When his wife, Jean, a teacher and media specialist, retired after 30 years with Grand Island and Hall County Public Schools, Ron also decided to retire (a bit). They, their dog, and John’s horses all moved to an 80-acre farm in rural Howard County There Ron continued to do artwork for others, and also helped John write, illustrate , publish and market several Nebraska history books that have received 15 National Book Awards. .
He also did more photography and painting, until ill health forced him to stop making art and end his GISH class lunches of 1966, at the Western Writers of America of his wife and many other popular activities, such as traveling with John to research Nebraska history or to donate history books or programs. Ron loved Nebraska and was a kind of cowboy at heart. He especially liked Val Kilmer as Doc Holliday in the movie “Tombstone” and would often quote his favorite line from that movie, saying, “I am (or“ I will be ”) your Huckleberry.” (Ron will always be our favorite Huckleberry. !)

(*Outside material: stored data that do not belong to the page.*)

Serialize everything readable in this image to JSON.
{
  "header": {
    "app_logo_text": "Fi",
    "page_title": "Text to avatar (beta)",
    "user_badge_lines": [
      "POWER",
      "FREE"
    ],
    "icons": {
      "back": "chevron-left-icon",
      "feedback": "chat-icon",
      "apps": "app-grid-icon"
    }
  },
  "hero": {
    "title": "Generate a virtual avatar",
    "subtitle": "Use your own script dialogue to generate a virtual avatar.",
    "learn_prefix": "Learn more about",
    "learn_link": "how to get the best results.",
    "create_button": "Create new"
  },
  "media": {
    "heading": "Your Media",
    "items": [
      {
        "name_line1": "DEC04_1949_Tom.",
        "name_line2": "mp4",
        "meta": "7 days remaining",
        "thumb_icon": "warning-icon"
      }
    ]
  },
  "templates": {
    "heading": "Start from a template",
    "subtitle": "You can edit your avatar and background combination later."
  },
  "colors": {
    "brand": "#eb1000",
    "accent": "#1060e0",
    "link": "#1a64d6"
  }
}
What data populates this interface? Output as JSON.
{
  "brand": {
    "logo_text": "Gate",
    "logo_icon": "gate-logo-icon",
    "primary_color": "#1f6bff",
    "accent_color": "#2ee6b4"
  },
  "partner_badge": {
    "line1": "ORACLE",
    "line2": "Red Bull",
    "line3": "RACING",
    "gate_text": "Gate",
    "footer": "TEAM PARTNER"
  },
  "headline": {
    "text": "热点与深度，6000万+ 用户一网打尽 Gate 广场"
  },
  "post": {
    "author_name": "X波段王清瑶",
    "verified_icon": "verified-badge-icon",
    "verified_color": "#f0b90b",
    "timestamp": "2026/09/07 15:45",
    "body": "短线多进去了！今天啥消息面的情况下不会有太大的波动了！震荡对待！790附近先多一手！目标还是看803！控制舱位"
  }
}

Ron is survived by Jean, his wife of 53 years; his son Lance, who was Ron’s 21st birthday present; sisters, Barbara (Russ) Johnson and Shauna (Dan) Rock; brother, Doug (Lael) Lukesh; brother-in-law / sister-in-law, Bob (Pat) Ochsner; many nieces and nephews and their families; Aunt Lorraine Lukesh; and cousins, Craig Lukesh, Linda Lindsay and Sharron Huynh of Oregon, Marvin, Carolyn, Lannie and Bonnie Lukesh, Steve Bixenmann, Mark Bixenmann and Robin Roefling and their families; and current furbabies for dogs, horses and cats.
Ron was predeceased by his parents; grandparents, “Polka Joe” and Albina Lukesh and Ira and Margaret Hatfield; older sister and brother-in-law, Judy and Gene Watson; uncles and aunts, Clare Hatfield, Doris and Joe Bixenmann, Richard “Butch” and Lucille Lukesh, Bernard Lukesh, Lillian and Don Miller, Wilma Loescher; cousins, Mike Loescher and Tom Miller; Stepmom and Stepfather, Agnes and Harvey Ochsner, along with other special family, friends and pets.
Posted by The Grand Island Independent on Aug 28, 2021.